上級編である。フランス語初心者は読まないように。

そこそこフランス語でレシピが読めるひとでも、100年あるいはそれ以上昔の料理書となると尻込みすることが多いようだ。

だが、楽なものばかり読んでいても、いっこうに語学は上達しない。あるところで思いきって多少は「難しい」ものに挑戦してみることも必要だろう。身体的トレーニングとおなじで、適度な負荷はレベルアップへの近道なのだ。

というわけで、はたしてそんなニーズがあるのかどうかさっぱりわからぬが、17世紀の料理書の読みかたをすこし解説してみようと思う。僕としては、料理のアイデアの宝庫だと思っている。現代と違ってあまりかっちりとレシピが書かれているわけではないが、かえって想像力がかきたてられるかも知れない。

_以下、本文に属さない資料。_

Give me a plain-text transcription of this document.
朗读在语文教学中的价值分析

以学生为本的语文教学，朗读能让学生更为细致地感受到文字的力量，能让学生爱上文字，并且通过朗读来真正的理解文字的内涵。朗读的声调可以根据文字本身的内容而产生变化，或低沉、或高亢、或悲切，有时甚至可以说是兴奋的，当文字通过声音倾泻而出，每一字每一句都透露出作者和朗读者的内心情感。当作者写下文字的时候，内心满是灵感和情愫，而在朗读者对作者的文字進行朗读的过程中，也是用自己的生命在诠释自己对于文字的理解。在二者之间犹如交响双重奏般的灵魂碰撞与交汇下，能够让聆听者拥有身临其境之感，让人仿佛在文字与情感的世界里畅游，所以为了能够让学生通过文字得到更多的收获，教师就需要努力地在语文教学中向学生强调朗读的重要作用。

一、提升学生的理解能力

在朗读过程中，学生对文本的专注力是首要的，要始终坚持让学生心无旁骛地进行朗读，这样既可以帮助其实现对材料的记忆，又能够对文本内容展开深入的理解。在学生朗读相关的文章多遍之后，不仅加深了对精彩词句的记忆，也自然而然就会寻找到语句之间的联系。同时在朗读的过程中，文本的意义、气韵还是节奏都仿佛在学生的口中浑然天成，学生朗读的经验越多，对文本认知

いまはそういった古い本がPDFなどの電子データとして、WEBでかんたんに入手できる。恐れることはない。17世紀はアカデミー・フランセーズが設立され、フランス語の整備が国家の一大事業としておこなわれた時代だ。それ以後、フランス語文法は大きな変化がない。つまり、17世紀フランス語は古語ではない。ほぼ現代フランス語とおなじと見なされている。

現代と違う活字、綴りさえ覚えてしまえば、19世紀のカレームあたりより読みやすい本はいくつもある。それに、綴りが違うといっても、日本語の旧仮名ほど複雑ではない。

sとfの活字がそっくり

さっそく、ラ・ヴァレーヌの『フランス料理の本』1651年版の本文冒頭を見てみよう。

la_varenne_le_cuisinier_francois_1651-017

赤で囲った文字はどう見ても f と思われるかも知れないが、どれも s だ。f は青で囲っておいた。困ったことに、いまとおなじ s もある。つまり、s の活字が2種類あり、そのうちのひとつは f とそっくりということだ。

u と v が入れ替わっていることがある

フランス語の先祖であるラテン語では u と v はおなじ文字だった。その名残りともいうべき現象だ。つぎの画像では u と v を逆に読むべきところを赤で囲っておいた。

la_varenne_le_cuisinier_francois_1651-017b

oi は ai と読むべきことがある

おなじページだとひとつしか出てこないので画像はなし。3行目の FRANÇOIS は FRANÇAIS と読む。

ほかにも、アクサンがあったりなかったり、アクサンの替わりに s が書かれていたりなど、現代と綴りが違う語はあるが、いくつか読んでいれば慣れると思う。

というわけで、画像のページを現代綴りになおしてみよう。はじめは紙に書いてみるといいだろう。まず自力でやってみてから、下記で答え合わせするといい。

LE CUISINIER

FRANÇAIS

ENSEIGNANT LA MANIERE

de bien apprêter et assaisonner

les viandes, suivant les quatre saisons

de l’année, comme elles se

servent à présent en la table des

Grands.

La manière de faire le bouillon pour la

nourriture de tous les pots, soit de

potage, entrée, ou entremets.

Vous prendrez trumeaux derrière

de cimier, peu de mouton, et

quelques volailles, suivant la

quantité que vous voulez de bouillon,

さいしょは難しく感じても、慣れればすいすい読めるようになるから心配ない。